Макар Суханову написал короткое письмо с приметами убийц: «Ваше превосходительство, это я пишу не для праздного доноса или мести, это всяческа правда, кою я могу с друзьями засвидетельствовать, что Безродный бандит и убийца. Внемлите голосу разума и приструньте Безродного, коий бродит по тайге и убивает всех подряд. Пора навести в тайге порядок, как в доме своем, вымести мусор, отделить зерна от плевел. Приложил руку Макар Булавин…»
Письмо к друзьям было большое и подробное, с описанием многих сцен, как купля и продажа аборигена Арсе Заргулу, о деньгах за молчание…
Утром Шишканов уехал в город. Через неделю он вернулся. А на вторую неделю были расклеены листовки во всех деревнях, даже в Каменке. Вот был переполох. В листовке, напечатанной на гектографе, писалось о зверствах, чинимых бандитами в тайге, о продажных властях. Листовка заставила многих сжаться от страха: она призывала бороться с бандитами, купцами-грабителями, которые обманывают честной народ, с такими волостными, как Степан Бережнов, урядник Рачкин и пристав Ольгинского стана Баулин. Имена Безродного и Тарабанова стояли рядом.

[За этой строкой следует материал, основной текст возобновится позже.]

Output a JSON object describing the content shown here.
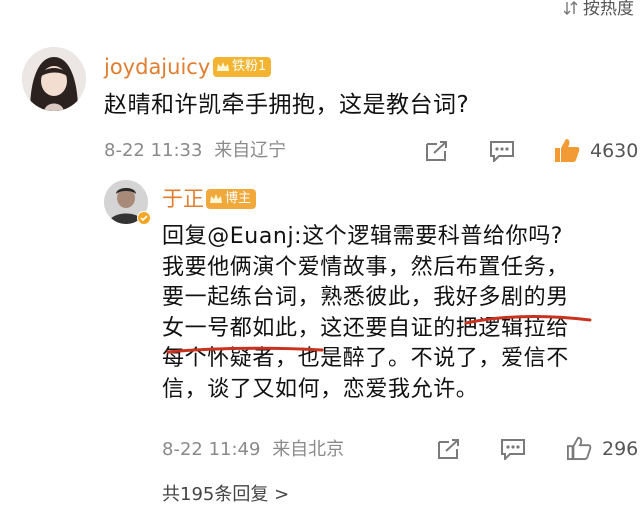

– Эко заметались по волости-то Бережнов и Рачкин. Знать, угольки-то поджаривают задницу. Борода в ворованном меду. Хорошо. Мал бунтишко, но к месту.
Приезжали волостной и урядник к Булавину, пытали: а не он ли написал такую крамолу? Макар в ответ усмехнулся и ответил:
– Стар я уже писать крамольные письма. Не для ча. Плетью обуха не перешибешь.
– Бережнов на тебя показывает, – бросил урядник.
– Ты чего это, Степан Ляксеич, зряшно-то клевещешь? Ить знаешь меня, сам же урядник просил тогда сказать правду о Тарабанове. На том и кончили.
Оставили. Но установили за Макаром надзор. Красильников и Селедкин, верные псы волостного и урядника, не спускали глаз с Макара.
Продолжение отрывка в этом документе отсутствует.